The story takes place in the 1880s and is written in the form of a diary. The narrator, Leon Ploszowski, is a young Pole of a wealthy family. Rich enough not to require a career, he has found no calling in life. Despite his education, intelligence, and refinement, he is a “genius without portfolio.” When the novel opens, he and his father are living in Rome, but they own an estate a few miles outside of Warsaw, called Ploszow, which is managed by Leon’s aunt. On a visit back to this ancestral home, Leon reconnects with a cousin he has not seen since childhood. The two fall in love, and their marriage becomes a foregone conclusion to their family, their friends, and even themselves. The relationship falls apart, however, when, through his own indecisiveness, his grief over the death of his father, and his meeting of another woman in Rome, Leon fails to commit to matrimony with Aniela. He soon learns to regret this mistake and spends the rest of the book trying to win back the love of his life.

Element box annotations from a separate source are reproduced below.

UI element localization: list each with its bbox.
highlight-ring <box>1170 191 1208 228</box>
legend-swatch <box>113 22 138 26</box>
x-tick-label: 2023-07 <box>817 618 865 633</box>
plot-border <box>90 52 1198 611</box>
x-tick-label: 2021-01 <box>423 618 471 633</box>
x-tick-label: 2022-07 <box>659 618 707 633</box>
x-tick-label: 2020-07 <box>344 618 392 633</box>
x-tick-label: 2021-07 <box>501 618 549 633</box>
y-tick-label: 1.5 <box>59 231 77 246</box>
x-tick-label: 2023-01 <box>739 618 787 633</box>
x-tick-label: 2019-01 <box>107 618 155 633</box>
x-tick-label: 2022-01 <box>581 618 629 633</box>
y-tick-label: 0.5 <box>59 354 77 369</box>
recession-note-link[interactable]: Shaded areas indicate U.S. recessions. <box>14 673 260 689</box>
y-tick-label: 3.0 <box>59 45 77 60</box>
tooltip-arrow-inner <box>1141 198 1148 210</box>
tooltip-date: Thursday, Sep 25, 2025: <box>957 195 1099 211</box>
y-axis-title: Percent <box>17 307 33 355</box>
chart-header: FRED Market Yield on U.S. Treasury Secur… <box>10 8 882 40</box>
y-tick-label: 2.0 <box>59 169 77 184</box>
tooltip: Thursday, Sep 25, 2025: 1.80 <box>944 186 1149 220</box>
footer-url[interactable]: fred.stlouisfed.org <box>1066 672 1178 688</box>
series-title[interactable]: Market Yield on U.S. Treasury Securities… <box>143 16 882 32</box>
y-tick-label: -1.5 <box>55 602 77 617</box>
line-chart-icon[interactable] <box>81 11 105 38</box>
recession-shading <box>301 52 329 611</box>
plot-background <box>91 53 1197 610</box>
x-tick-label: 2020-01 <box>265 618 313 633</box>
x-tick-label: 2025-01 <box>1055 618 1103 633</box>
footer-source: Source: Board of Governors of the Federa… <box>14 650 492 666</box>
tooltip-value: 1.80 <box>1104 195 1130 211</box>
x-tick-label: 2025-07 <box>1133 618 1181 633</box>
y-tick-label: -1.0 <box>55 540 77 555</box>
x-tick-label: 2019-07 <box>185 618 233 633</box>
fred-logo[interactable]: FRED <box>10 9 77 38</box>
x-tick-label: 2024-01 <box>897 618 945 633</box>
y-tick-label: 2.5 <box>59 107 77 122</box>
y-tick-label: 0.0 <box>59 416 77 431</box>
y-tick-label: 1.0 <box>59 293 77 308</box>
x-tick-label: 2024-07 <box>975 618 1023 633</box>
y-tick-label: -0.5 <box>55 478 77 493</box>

The title of the book refers to the fact that Leon is an agnostic with no faith or steadfast moral principles to guide him through life. Anyone who is familiar with this author’s work knows that Sienkiewicz was a devout Catholic, so this is certainly no autobiographical novel. Here his protagonist is not a hero or a role model, but rather a cautionary embodiment of societal ills. Leon represents the tendency of indecision and paralyzing self-criticism that Sienkiewicz feels is plaguing modern man after having turned his back on traditional faith and values. Nevertheless, Sienkiewicz portrays Leon sympathetically, doesn’t resort to dogmatic proselytizing, and doesn’t lay the social criticism on too thick.

Though I have more in common philosophically with Leon than with Sienkiewicz, I still found Without Dogma a very compelling and insightful read. I was mostly ambivalent towards the love story, but I really enjoyed Leon’s interior dialogue. Though the “modern world” has changed considerably since the 1880s, much of what Sienkiewicz has to say here about modern man feeling lost amid a rudderless life devoid of philosophy, crippled by self-consciousness, still rings true. Like any novel of the 19th century, the love story feels antiquated and overwrought at times. What were considered acceptable courtship tactics back then often come across as stalking today. Yet, even when the reader feels that Leon is getting kind of creepy, there’s a sense that Sienkiewicz knows he’s creepy too, and is deliberately depicting him as unhinged. It’s a surprisingly naturalistic psychological portrayal from this author who is recognized as a paragon of romanticism.

I enjoy Sienkiewicz’s military epics, but I really liked this book as well. It is much better than another of his novels set in modern Poland, 1899’s In Vain. One caveat: Without Dogma is a very long book. I never found it boring, however, and if you pace yourself, it really grows on you.